Whether consulting with an organization to help them prepare for survey, or actually surveying them for accreditation, I made it a point to ask leadership about customer service. What it meant to them. How they promoted it within their organization. Was it important and how did it translate to bottom line and financial success. These discussions were interesting and helpful and gave me insight into effective management. I learned more from these discussions than in several college level classes on business administration! I’ve synthesized these observations and bits of advice into this handy list below. Think of it as advice from some very successful peers in the DME industry.
- Be a good listener. The customer isn’t always right, but they always deserve to have their feelings made known. Listen actively and be engaged. Body language gives away people who are only feigning listening.
- Encourage feedback from your customers. Set up processes to receive back customer satisfaction surveys and complaints. Make those processes seamless and easy for the customer.
- When you (or your company) make a mistake, don’t be afraid to admit it. Customers appreciate it. Employees, colleagues, friends, and family all appreciate, too! An apology can go a long way toward mending any relationship including our business relationships with customers.
- Respond to your customers as directly as possible. A phone call is better than a text or email, but “live” in person contact is better than a phone call. People appreciate the direct format. The most successful customer service seemed to be done in person or at least with personal contact such as a phone call. The most successful also would send a follow up note.
- Respond to your customers timely. In your mind, picture someone who complains as sitting on pins and needles anxiously waiting for your response and follow up. Time spent waiting is time where resentment can increase and deepen. Have you ever heard someone complain that a company responded to some issue too quickly?

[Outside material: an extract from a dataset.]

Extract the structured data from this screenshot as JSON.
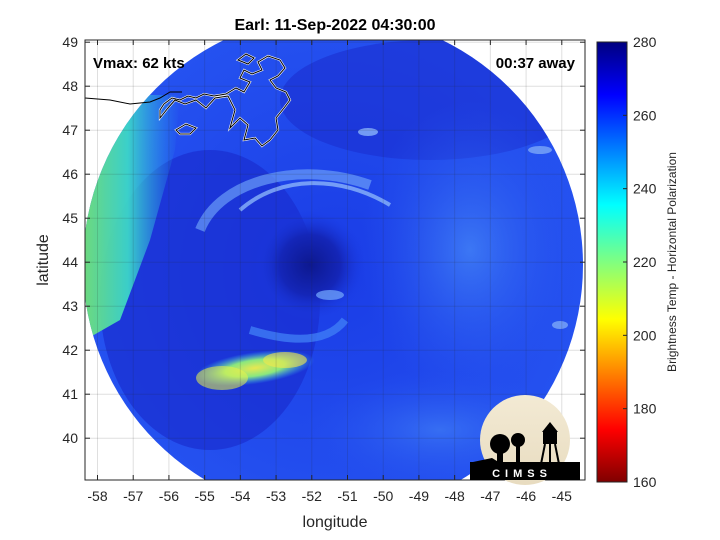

- Empower your employees to resolve issues on the spot. Front line employees are the face of your business. Particularly if you have a retail business, these clerks, sales folks, and customer service people that wait on customers convey the first and lasting impressions on your customers. “Let me get you my manager” can appear contrived and can also slow the process down. Let the staff self-correct issues quickly and efficiently with customers.

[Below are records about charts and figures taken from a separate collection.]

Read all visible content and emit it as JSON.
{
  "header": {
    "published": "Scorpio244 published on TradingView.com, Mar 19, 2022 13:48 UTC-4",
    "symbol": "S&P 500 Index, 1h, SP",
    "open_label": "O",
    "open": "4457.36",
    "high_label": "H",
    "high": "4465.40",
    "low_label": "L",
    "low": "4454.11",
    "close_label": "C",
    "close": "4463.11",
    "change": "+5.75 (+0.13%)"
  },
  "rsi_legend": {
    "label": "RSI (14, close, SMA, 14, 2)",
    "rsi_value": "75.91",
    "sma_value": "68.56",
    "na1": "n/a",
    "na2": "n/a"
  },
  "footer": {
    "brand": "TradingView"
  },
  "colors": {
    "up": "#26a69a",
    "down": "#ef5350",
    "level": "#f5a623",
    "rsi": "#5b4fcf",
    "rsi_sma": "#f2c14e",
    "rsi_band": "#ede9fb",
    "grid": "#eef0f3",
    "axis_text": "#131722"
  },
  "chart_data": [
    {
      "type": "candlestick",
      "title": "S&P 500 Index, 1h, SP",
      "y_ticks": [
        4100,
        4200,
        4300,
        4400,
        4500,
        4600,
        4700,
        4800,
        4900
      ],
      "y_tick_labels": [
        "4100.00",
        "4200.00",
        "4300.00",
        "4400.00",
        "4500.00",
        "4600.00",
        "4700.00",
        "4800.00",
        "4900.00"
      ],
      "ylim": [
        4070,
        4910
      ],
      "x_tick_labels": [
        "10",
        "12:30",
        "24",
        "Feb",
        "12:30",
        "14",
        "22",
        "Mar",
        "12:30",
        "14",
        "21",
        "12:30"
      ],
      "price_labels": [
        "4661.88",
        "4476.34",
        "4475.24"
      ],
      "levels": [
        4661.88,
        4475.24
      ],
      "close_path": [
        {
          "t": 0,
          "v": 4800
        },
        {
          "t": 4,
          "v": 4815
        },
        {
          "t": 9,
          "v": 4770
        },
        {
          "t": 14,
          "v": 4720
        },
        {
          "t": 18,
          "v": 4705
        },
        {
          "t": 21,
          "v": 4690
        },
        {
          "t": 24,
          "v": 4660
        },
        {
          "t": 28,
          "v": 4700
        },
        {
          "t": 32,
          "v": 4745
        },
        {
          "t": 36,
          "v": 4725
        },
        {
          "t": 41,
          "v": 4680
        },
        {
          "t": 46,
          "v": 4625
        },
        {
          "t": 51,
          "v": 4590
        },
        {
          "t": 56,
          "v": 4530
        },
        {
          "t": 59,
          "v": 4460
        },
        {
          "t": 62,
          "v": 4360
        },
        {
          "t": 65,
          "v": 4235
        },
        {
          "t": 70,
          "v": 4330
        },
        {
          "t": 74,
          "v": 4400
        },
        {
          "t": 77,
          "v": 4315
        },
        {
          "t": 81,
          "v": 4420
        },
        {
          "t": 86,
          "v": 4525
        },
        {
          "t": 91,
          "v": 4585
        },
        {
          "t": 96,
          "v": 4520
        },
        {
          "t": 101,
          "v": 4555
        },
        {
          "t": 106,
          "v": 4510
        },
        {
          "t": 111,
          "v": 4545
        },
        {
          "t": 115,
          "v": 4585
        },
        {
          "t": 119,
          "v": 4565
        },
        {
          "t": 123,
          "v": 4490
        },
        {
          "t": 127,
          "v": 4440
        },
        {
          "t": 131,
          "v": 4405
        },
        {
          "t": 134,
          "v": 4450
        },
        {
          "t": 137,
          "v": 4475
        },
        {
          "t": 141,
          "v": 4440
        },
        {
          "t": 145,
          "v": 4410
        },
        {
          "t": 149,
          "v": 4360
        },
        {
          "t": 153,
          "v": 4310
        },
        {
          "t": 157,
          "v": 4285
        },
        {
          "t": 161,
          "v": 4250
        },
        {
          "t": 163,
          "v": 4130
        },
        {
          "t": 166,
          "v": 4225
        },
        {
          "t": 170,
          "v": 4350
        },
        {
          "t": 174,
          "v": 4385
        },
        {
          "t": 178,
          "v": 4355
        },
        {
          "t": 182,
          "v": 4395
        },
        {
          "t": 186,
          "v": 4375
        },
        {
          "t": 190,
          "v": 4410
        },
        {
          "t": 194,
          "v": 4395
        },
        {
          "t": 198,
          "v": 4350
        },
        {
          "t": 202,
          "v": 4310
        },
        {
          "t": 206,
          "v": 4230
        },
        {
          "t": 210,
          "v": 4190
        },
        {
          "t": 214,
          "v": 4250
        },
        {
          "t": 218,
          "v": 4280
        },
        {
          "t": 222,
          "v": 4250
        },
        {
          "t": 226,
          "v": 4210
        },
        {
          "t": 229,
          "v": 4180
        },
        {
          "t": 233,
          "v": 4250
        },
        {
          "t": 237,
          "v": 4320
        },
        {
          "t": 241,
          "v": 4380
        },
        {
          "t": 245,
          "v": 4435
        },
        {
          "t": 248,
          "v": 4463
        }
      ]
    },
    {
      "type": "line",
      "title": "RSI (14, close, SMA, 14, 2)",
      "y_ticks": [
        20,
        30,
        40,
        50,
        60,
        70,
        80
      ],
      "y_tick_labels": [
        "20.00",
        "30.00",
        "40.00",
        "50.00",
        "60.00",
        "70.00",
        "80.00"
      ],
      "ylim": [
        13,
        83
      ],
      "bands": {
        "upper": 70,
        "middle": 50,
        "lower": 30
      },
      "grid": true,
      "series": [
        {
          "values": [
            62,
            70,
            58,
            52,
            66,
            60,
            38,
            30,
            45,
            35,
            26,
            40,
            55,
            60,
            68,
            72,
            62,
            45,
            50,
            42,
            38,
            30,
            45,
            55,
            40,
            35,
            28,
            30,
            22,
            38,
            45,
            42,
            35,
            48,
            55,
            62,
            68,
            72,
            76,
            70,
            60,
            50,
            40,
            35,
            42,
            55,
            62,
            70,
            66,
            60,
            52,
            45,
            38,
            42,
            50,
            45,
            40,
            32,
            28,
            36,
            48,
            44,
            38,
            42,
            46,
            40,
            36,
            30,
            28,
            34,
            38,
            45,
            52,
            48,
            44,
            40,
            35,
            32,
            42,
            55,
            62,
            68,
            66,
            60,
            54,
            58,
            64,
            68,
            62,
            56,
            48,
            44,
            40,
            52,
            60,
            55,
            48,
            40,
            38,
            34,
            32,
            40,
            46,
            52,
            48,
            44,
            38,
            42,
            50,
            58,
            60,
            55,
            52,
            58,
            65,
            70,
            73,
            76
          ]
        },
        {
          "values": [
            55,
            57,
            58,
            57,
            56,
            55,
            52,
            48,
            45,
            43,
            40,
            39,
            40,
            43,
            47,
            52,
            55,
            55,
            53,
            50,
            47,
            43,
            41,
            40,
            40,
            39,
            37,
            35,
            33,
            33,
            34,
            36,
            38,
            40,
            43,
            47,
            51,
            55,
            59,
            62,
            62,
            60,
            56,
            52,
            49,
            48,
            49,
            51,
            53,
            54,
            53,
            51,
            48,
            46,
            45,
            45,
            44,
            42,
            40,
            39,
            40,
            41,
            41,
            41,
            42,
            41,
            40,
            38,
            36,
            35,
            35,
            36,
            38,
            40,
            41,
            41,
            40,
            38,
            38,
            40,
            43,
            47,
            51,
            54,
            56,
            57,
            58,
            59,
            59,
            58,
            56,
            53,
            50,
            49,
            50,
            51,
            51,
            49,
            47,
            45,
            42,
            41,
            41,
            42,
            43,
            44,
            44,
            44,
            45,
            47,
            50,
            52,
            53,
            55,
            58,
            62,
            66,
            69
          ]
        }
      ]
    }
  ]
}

- Track complaints and customer service issues and analyze them thoroughly. No matter how small your organization, it is possible to lose information and for messages to get crossed, miscommunicated, or forgotten. Beyond the obvious accreditation standards that address this as a requirement, the complaint log becomes the tool by which your organization learns from its mistakes and improves. This is the very essence of quality improvement and tracking complaints can give you an insight into your company that otherwise might be missed. Track the complaint and how it was resolved, along with the timeframe for follow up and resolution.
- Track GOOD customer service outcomes as well. Note examples where customers praised good service. Share the nice, positive notes you get from customers with all staff alongside with complaints. Present the information from the perspective of the customer. This isn’t about which employee logged the most complaints or the most praise. It’s about all staff improving their own processes based on feedback from your customers.
- Finally, follow the golden rule: Treat customers the way you’d want to be treated. One DME owner once told me that in every interaction with customers who had complaints, he would role play in his mind as if he were the person complaining. Thinking about how you would want an organization to address your complaint can go a long way to helping you frame your response. Would it be fair if you were on the other end? That’s called “empathy” and it’s a human affectation that is sometimes missing in the business world.
In our industry, and in much of healthcare in the United States, businesses compete primarily on service. How much we charge for our equipment, supplies, and service is largely controlled by third party payers. What kind of customer service we provide is under our control and that is where we compete. We can and should strive to excel and provide the best quality customer service possible. That empathy for customers can translate into business goodwill and ultimately, an improved bottom line.